February 15, 2018
•She explained that most often, communicating science requires that you understand a concept thoroughly, so that you can create a compelling narrative that people will find exciting and understandable.
•She explained that she sees herself as more of a guide than a teacher, meaning she engages with people to discover what they may already know and understand so that she can engage with them so that they understand whatever it is she’s communicating.
•Jayatri speaks about how arts and the humanities can be incorporated into how we communicate science to create visuals and experiences so that people can understand complex things like the human brain.
•Finally she explained that part of her job is showing other scientists how they can effectively communicate what they do in the lab, field, or clinic to someone who may know very little about their research. In doing so, they necessarily engage the public in the process of discovery, which is pretty exciting.
Dr.

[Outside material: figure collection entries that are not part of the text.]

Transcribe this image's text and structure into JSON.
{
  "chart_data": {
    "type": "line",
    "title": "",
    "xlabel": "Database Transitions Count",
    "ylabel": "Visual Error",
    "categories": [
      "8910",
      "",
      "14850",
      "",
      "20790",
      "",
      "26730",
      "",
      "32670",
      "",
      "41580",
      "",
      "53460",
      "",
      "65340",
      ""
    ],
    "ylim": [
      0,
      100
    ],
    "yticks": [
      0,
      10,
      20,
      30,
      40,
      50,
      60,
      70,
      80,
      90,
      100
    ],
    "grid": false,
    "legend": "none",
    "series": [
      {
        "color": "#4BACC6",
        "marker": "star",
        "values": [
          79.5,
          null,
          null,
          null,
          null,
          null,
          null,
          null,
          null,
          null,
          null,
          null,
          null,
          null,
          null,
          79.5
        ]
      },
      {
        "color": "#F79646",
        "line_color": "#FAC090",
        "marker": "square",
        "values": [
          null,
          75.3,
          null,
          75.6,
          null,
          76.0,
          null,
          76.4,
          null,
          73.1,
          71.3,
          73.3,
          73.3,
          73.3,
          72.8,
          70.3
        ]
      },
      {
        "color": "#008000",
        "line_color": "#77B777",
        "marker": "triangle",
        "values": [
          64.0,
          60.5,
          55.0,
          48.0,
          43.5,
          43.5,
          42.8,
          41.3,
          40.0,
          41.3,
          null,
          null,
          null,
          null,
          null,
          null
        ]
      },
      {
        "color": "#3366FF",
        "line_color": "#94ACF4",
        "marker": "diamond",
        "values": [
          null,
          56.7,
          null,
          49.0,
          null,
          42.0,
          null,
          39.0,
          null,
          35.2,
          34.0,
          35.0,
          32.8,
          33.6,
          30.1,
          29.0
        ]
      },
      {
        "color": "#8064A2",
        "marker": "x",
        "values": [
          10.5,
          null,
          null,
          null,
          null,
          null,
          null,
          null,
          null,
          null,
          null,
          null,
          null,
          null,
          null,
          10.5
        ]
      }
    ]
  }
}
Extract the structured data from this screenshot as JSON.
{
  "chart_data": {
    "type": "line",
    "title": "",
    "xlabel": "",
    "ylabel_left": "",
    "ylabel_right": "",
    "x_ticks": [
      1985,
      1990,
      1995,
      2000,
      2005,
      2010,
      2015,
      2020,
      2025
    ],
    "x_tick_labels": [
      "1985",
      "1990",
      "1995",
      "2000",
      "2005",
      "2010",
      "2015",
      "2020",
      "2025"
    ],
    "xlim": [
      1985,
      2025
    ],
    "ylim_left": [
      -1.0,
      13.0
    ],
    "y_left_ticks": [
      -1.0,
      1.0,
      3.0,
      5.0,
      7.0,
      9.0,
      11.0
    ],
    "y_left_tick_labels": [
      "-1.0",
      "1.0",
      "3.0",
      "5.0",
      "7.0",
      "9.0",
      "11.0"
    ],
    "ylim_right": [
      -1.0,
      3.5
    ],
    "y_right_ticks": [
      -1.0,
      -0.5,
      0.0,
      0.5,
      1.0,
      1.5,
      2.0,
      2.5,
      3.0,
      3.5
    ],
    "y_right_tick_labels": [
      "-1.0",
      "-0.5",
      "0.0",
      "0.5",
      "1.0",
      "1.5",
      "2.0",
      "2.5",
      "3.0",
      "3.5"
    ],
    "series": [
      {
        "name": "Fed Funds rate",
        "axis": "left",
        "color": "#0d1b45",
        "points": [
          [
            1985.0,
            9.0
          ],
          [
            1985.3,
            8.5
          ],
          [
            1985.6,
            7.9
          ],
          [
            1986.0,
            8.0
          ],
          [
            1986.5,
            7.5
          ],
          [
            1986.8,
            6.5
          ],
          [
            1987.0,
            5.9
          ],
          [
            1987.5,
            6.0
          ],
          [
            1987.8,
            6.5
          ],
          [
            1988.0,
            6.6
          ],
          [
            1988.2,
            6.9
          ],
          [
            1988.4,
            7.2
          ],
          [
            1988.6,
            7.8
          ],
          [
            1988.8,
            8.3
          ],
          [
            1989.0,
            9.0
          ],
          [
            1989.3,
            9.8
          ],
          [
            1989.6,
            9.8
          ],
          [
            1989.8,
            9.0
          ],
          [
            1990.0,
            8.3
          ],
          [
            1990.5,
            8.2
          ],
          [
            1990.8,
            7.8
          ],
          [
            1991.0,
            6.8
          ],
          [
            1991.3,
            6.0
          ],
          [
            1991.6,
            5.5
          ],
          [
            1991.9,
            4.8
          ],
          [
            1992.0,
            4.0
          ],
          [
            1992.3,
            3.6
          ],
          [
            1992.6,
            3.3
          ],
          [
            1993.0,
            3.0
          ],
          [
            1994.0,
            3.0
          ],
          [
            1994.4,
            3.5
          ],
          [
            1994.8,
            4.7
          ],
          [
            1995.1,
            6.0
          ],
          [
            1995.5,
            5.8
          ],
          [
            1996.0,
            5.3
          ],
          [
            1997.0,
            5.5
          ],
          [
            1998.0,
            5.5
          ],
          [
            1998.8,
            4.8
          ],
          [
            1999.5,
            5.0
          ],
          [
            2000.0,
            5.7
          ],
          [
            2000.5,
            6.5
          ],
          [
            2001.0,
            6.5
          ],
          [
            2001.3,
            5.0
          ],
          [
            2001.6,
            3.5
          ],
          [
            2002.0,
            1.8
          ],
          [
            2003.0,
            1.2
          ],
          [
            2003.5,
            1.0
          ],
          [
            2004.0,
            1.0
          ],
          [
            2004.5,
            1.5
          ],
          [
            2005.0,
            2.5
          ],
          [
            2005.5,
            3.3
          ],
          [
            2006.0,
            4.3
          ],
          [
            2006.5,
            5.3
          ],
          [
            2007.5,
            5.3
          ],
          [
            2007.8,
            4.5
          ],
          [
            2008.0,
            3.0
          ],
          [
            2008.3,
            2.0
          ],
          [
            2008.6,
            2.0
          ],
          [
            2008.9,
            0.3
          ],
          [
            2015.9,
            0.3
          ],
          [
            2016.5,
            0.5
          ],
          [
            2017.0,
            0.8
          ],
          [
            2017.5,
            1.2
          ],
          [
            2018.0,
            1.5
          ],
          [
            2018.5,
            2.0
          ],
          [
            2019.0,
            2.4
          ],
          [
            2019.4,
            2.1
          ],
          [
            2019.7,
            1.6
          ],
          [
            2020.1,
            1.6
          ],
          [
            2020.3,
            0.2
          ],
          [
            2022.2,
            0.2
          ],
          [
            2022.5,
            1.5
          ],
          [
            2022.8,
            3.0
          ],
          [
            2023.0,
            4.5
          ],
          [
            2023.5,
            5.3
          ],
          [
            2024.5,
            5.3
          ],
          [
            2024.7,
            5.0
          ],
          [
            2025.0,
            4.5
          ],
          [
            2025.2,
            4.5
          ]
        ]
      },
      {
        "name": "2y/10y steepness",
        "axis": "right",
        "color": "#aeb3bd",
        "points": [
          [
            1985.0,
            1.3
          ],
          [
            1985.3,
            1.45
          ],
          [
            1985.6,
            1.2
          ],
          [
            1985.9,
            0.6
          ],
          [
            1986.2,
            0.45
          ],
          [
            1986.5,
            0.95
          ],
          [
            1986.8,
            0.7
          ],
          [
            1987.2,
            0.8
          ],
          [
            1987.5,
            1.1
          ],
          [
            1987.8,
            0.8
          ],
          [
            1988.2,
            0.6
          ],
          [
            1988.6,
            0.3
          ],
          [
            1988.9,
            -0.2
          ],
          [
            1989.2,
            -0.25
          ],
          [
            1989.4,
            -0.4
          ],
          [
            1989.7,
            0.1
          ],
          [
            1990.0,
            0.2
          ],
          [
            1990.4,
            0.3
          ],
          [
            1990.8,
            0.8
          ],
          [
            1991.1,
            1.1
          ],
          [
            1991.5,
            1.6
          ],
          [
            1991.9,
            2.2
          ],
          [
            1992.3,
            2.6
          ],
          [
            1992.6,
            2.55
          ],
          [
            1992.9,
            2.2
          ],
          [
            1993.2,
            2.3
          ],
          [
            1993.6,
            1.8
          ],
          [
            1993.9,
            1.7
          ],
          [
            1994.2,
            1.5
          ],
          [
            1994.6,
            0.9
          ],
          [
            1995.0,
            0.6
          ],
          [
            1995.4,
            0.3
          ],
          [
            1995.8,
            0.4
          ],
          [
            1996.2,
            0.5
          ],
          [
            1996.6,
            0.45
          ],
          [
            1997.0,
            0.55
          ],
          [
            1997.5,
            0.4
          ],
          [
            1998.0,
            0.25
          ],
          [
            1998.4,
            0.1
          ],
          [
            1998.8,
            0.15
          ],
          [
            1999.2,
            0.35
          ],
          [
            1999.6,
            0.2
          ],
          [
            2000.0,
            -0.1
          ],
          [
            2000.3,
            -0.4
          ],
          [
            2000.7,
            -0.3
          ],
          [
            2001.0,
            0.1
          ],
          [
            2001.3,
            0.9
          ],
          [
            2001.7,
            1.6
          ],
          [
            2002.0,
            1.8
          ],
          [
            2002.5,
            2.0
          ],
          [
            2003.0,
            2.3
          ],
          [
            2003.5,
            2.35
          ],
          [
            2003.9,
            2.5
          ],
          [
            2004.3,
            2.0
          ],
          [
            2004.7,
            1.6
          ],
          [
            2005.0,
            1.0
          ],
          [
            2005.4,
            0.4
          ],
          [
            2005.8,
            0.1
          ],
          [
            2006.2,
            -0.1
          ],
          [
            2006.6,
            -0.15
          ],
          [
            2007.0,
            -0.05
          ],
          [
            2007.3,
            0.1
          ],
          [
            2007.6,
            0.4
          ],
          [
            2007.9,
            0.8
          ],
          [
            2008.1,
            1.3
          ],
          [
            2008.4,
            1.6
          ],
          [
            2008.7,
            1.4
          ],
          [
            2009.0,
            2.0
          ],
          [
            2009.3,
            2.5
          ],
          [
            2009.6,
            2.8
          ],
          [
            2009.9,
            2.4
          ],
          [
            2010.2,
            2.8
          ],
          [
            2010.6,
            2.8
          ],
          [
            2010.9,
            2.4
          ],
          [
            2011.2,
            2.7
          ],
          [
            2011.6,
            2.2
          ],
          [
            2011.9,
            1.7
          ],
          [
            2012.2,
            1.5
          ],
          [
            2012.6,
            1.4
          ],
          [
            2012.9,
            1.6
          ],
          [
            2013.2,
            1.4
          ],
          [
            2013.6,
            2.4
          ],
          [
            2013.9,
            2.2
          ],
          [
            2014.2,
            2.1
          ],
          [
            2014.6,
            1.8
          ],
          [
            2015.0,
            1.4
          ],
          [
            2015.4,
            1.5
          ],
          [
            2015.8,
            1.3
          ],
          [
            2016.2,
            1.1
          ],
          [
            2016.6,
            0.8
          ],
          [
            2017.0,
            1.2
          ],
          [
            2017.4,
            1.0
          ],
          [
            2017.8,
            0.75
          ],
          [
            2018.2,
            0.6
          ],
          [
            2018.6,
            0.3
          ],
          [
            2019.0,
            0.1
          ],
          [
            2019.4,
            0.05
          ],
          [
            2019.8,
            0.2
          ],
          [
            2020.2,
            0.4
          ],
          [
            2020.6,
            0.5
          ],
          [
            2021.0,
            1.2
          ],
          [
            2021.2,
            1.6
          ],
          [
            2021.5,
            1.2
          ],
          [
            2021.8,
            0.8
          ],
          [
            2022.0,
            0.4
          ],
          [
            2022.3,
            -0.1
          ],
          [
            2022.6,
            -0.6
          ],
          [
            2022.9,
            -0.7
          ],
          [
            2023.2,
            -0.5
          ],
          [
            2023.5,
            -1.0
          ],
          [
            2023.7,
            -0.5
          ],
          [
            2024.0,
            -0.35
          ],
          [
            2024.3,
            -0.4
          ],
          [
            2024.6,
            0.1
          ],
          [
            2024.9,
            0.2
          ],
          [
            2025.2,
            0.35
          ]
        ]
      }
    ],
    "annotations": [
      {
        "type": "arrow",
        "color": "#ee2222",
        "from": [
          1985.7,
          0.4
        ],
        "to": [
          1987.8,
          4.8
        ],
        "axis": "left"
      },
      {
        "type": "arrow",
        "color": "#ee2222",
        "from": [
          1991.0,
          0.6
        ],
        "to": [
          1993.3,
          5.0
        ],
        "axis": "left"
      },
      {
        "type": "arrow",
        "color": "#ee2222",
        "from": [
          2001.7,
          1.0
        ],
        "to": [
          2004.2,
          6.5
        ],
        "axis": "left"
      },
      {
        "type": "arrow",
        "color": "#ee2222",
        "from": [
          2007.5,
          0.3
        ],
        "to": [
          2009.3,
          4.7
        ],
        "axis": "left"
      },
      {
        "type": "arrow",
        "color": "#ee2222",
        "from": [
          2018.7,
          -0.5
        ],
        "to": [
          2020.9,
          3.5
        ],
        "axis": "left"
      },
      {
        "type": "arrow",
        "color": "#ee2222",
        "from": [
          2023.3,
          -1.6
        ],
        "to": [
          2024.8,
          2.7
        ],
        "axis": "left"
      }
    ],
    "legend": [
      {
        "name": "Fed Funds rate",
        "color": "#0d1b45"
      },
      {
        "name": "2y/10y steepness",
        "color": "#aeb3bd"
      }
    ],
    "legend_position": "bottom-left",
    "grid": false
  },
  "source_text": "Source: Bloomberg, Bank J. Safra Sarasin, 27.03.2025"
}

Jayatri Das, Chief Bioscientist at The Franklin Institute, explains her passion for communicating science to the public, a task more essential than ever in today’s changing society.
Currently, Dr. Das is working on new exhibits at The Franklin Institute about the human brain and sports. She is also involved in national programs to help communicate advances in nanotechnology and materials science to audiences in science centers across the country.
Her career in science began as a double-major at Penn State University where she earned a B.S. in biology and a B.S. in biochemistry and molecular biology. Awarded a Howard Hughes Medical Institute Predoctoral Fellowship in Biological Sciences, she went on to earn her Ph.D. in ecology and evolutionary biology from Princeton University. Afterwards, she took a position as a postdoctoral researcher in biology at the University of Pennsylvania.
Before joining The Franklin Institute, Jayatri was awarded a Christine Mirzayan Science and Technology Policy Fellowship from The National Academies, during which she conducted evaluation and developed programs for the Marian Koshland Science Museum in Washington, DC. Currently, she serves on the advisory board of Cogito.org, an online community of gifted precollege students run by the Johns Hopkins University Center for Talented Youth. She is also an invited Fellow of the Center for Neuroscience & Society at the University of Pennsylvania.